La morsa dell’inflazione ha fatto mettere il turbo alle private label, i prodotti a marchio delle catene dei supermercati che ormai inondano gli scaffali della grande distribuzione. Il fenomeno non è nuovo, ma il livello della sua diffusione sì, e nel tempo il fattore convenienza non ha soppiantato quello della qualità, semmai è vero il contrario. Facciamo allora il punto della situazione per capire effettivamente come risparmiare sulla spesa con i prodotti private label.
Per noi che facciamo la spesa, la scommessa è sempre quella di tenere insieme risparmio e qualità, ma ormai nei supermercati è talmente alta la concorrenza che non è più strano nemmeno trovare il marchio noto ad un prezzo più basso della private label. Per il portafoglio tenere sempre d’occhio anche la quantità o peso della merce, da tempo si è affermato il fenomeno della shrink inflation che vuol dire prezzo identico ma meno prodotto nella confezione, una pratica sempre più diffusa che non risparmia nessuno: il sacchetto di patatine più leggero può essere della marca nota, come di quella della catena di supermercato, con questo escamotage si ha l’impressione di spendere uguale o anche di meno. Più grave se ciò avviene a scapito delle materie prime e qui ne va di mezzo quello che mangiamo, tanto che le associazioni dei consumatori hanno presentato un esposto chiedendo di aprire indagini sulla prassi di ‘alleggerire’ le confezioni. E ora che il consumatore è diventato più consapevole un altro terreno di confronto sono le linee bio, premium e sostenibili. Su questo segmento quasi sempre si risparmia con l’etichetta privata e generalmente la qualità è molto simile a quella delle proposte dei grandi marchi.
L’avanzata delle private label è imponente, non è un fatto di sensazioni, basti pensare che Coop in primavera ha presentato un piano che da qui alla fine del 2023 la porterà ad avere in vendita in media il 50 per cento di prodotti a marchio proprio. Una rete di fornitori che da 500 salirà a 750 aziende che faranno di tutto, con un raddoppio di fatturato da 3 a 6 miliardi di euro. Coop, del resto, ha una consolidata tradizione di prodotti della sua insegna, contrassegnati anche da una reputazione di buona qualità che ha implementato nel tempo.

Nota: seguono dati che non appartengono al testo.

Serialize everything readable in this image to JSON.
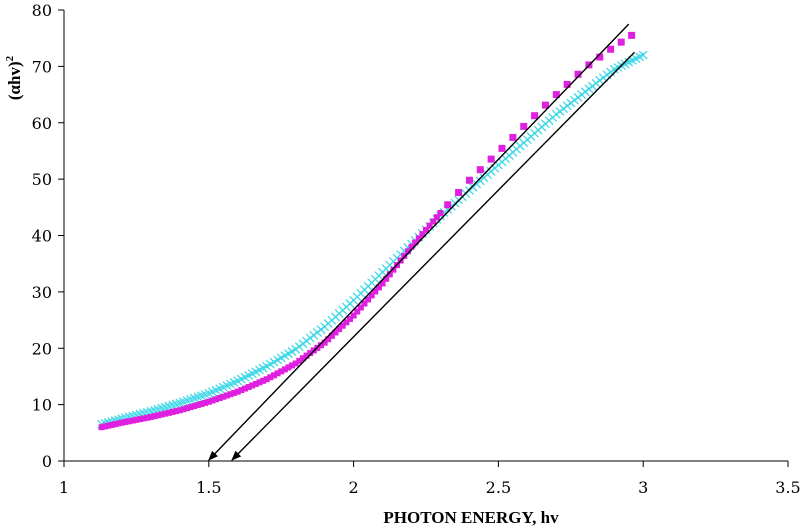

C’è poi il caso dei discount, dove l’incidenza di etichette interne è altissima da sempre, ma in questo caso è esattamente quello che si aspettano i consumatori e per i discount il prodotto interno è praticamente un marchio di fabbrica. Sotto attacco i marchi tradizionali vedono assottigliarsi i loro margini e offrono il fianco scoperto dei loro investimenti in pubblicità e innovazione alla concorrenza delle private labels che non inventano niente di nuovo, ma copiano soltanto. Ma anche questo non è sempre vero, ci sono casi in cui un marchio privato si affida agli stessi produttori dei grandi marchi, la cui capacità produttiva va in eccesso: tutto il residuo viene venduto ai distributori interessati come “prodotti bianchi”, ai quali verrà apposto il marchio solo successivamente.

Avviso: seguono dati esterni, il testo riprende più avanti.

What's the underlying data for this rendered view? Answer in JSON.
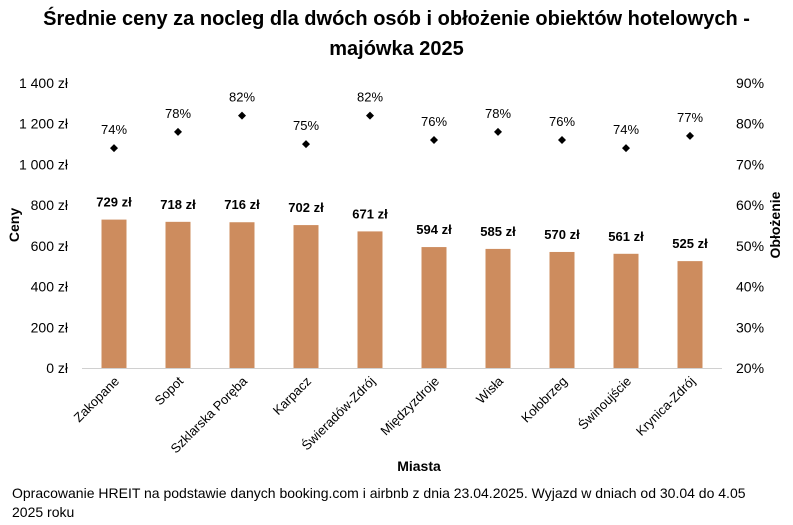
{
  "title_line1": "Średnie ceny za nocleg dla dwóch osób i obłożenie obiektów hotelowych -",
  "title_line2": "majówka 2025",
  "footer_line1": "Opracowanie HREIT na podstawie danych booking.com i airbnb z dnia 23.04.2025. Wyjazd w dniach od 30.04 do 4.05",
  "footer_line2": "2025 roku",
  "colors": {
    "bar": "#cd8c5e",
    "marker": "#000000"
  },
  "chart_data": {
    "type": "bar",
    "xlabel": "Miasta",
    "ylabel": "Ceny",
    "y2label": "Obłożenie",
    "categories": [
      "Zakopane",
      "Sopot",
      "Szklarska Poręba",
      "Karpacz",
      "Świeradów-Zdrój",
      "Międzyzdroje",
      "Wisła",
      "Kołobrzeg",
      "Świnoujście",
      "Krynica-Zdrój"
    ],
    "ylim": [
      0,
      1400
    ],
    "y2lim": [
      20,
      90
    ],
    "y_ticks": [
      "0 zł",
      "200 zł",
      "400 zł",
      "600 zł",
      "800 zł",
      "1 000 zł",
      "1 200 zł",
      "1 400 zł"
    ],
    "y2_ticks": [
      "20%",
      "30%",
      "40%",
      "50%",
      "60%",
      "70%",
      "80%",
      "90%"
    ],
    "grid": false,
    "series": [
      {
        "type": "bar",
        "values": [
          729,
          718,
          716,
          702,
          671,
          594,
          585,
          570,
          561,
          525
        ],
        "labels": [
          "729 zł",
          "718 zł",
          "716 zł",
          "702 zł",
          "671 zł",
          "594 zł",
          "585 zł",
          "570 zł",
          "561 zł",
          "525 zł"
        ]
      },
      {
        "type": "scatter",
        "axis": "secondary",
        "values": [
          74,
          78,
          82,
          75,
          82,
          76,
          78,
          76,
          74,
          77
        ],
        "labels": [
          "74%",
          "78%",
          "82%",
          "75%",
          "82%",
          "76%",
          "78%",
          "76%",
          "74%",
          "77%"
        ]
      }
    ]
  }
}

In questi mesi di impennata dell’inflazione i responsabili delle catene della grande distribuzione sostengono che la politica delle private label è un argine all’aumento vertiginoso dei prezzi. Nel 2022 il rincaro dei beni alimentari è tra il 10 e il 12 per cento, ma alla Coop sostengono che con la loro strategia alla cassa il cliente ne ha scontato solo il 2 per cento e alla Conad aggiungono che con la politica dei prezzi “bassi e fissi” che interessa in percentuale più i prodotti private label, una famiglia risparmia 1.500 euro l’anno.